= Hassan Aziz Hassan =

Egyptian prince (1924–2000)

Prince Hassan Aziz Hassan (Arabic: حسن عزيز حسن, also known as Nabil Hassan Aziz Hassan; February 22, 1924 – April 17, 2000) was an Egyptian prince. He was one of the last surviving members of the Muhammad Ali Dynasty. He held the title of "El-Nabil" (the noble prince, in Arabic), which was also his name at birth.

Having been educated in Beirut and England at Leighton Park School, he was a painter and pianist, and was a student and close friend of the expatriate Polish concert pianist Ignaz Tiegerman and of the artists Fabrizio Clerici and Leonor Fini who portrayed it.

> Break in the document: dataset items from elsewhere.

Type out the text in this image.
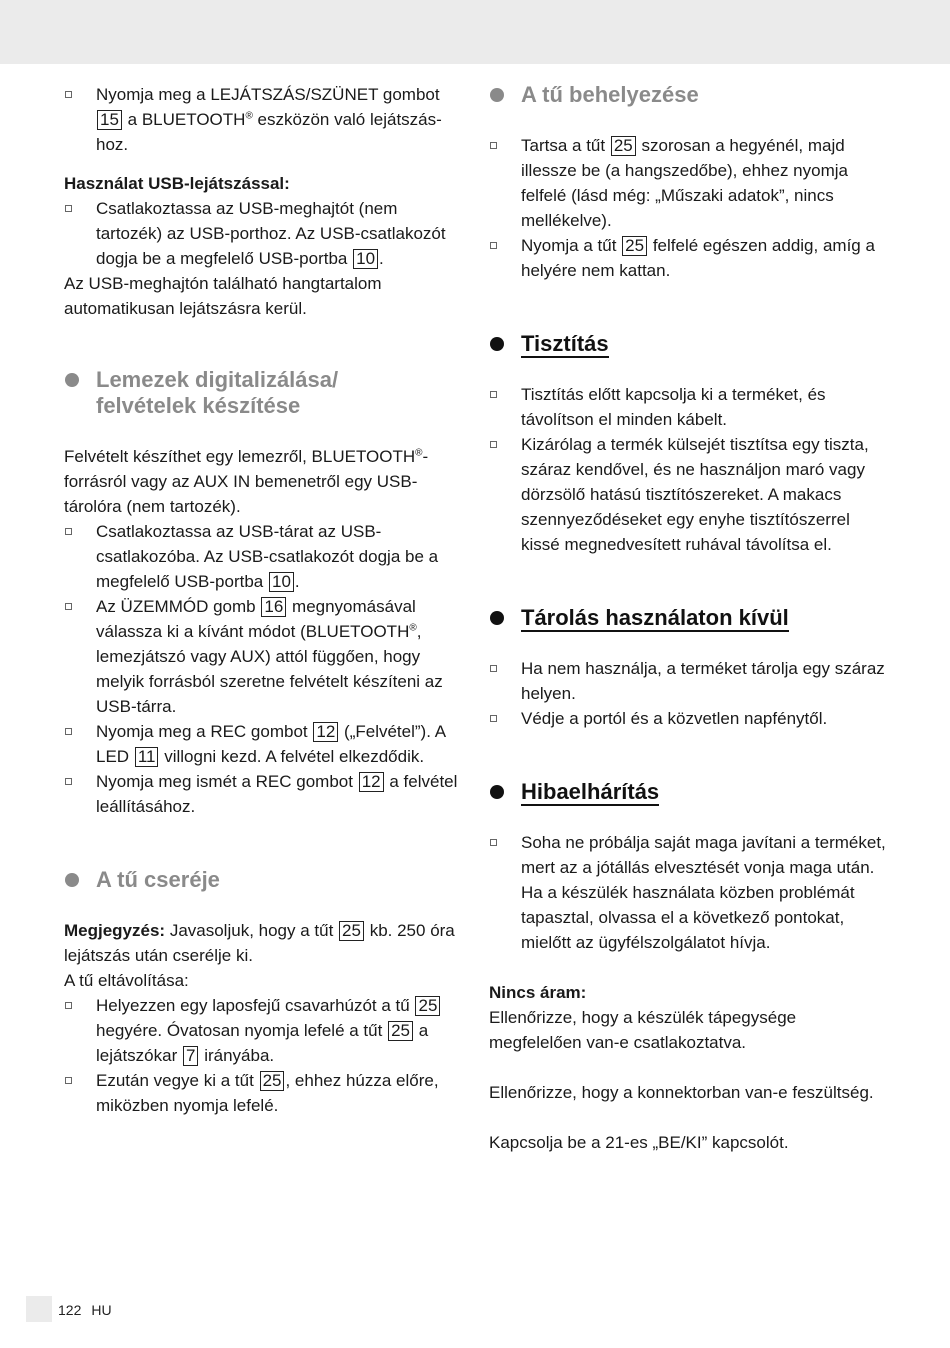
Nyomja meg a LEJÁTSZÁS/SZÜNET gombot 15 a BLUETOOTH® eszközön való lejátszás-hoz.

Használat USB-lejátszással:

Csatlakoztassa az USB-meghajtót (nem tartozék) az USB-porthoz. Az USB-csatlakozót dogja be a megfelelő USB-portba 10 .

Az USB-meghajtón található hangtartalom automatikusan lejátszásra kerül.

Lemezek digitalizálása/
felvételek készítése

Felvételt készíthet egy lemezről, BLUETOOTH®-forrásról vagy az AUX IN bemenetről egy USB-tárolóra (nem tartozék).

Csatlakoztassa az USB-tárat az USB-csatlakozóba. Az USB-csatlakozót dogja be a megfelelő USB-portba 10 .

Az ÜZEMMÓD gomb 16 megnyomásával válassza ki a kívánt módot (BLUETOOTH®, lemezjátszó vagy AUX) attól függően, hogy melyik forrásból szeretne felvételt készíteni az USB-tárra.

Nyomja meg a REC gombot 12 („Felvétel”). A LED 11 villogni kezd. A felvétel elkezdődik.

Nyomja meg ismét a REC gombot 12 a felvétel leállításához.

A tű cseréje

Megjegyzés: Javasoljuk, hogy a tűt 25 kb. 250 óra lejátszás után cserélje ki.

A tű eltávolítása:

Helyezzen egy laposfejű csavarhúzót a tű 25 hegyére. Óvatosan nyomja lefelé a tűt 25 a lejátszókar 7 irányába.

Ezután vegye ki a tűt 25 , ehhez húzza előre, miközben nyomja lefelé.

A tű behelyezése

Tartsa a tűt 25 szorosan a hegyénél, majd illessze be (a hangszedőbe), ehhez nyomja felfelé (lásd még: „Műszaki adatok”, nincs mellékelve).

Nyomja a tűt 25 felfelé egészen addig, amíg a helyére nem kattan.

Tisztítás

Tisztítás előtt kapcsolja ki a terméket, és távolítson el minden kábelt.

Kizárólag a termék külsejét tisztítsa egy tiszta, száraz kendővel, és ne használjon maró vagy dörzsölő hatású tisztítószereket. A makacs szennyeződéseket egy enyhe tisztítószerrel kissé megnedvesített ruhával távolítsa el.

Tárolás használaton kívül

Ha nem használja, a terméket tárolja egy száraz helyen.

Védje a portól és a közvetlen napfénytől.

Hibaelhárítás

Soha ne próbálja saját maga javítani a terméket, mert az a jótállás elvesztését vonja maga után. Ha a készülék használata közben problémát tapasztal, olvassa el a következő pontokat, mielőtt az ügyfélszolgálatot hívja.

Nincs áram:

Ellenőrizze, hogy a készülék tápegysége megfelelően van-e csatlakoztatva.

Ellenőrizze, hogy a konnektorban van-e feszültség.

Kapcsolja be a 21-es „BE/KI” kapcsolót.

122 HU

Hassan was born in Sanremo, Italy, a great-grandson of the Khedive Ismail and a cousin of King Farouk of Egypt, the country's last king. His father, Prince Aziz, a brother of King Fuad I, was a founder of the Wafd Party, and his mother was Spanish.

He had two sisters, Princess Khadijah and Princess Aicha, and a brother, Ismail. Unlike many other members of the Egyptian royal family, he remained in Egypt following the Egyptian Revolution of 1952, living in an apartment with one of his sisters, with whom he did not speak for years. He died in 2000, in Cairo, Egypt, at the age of 76.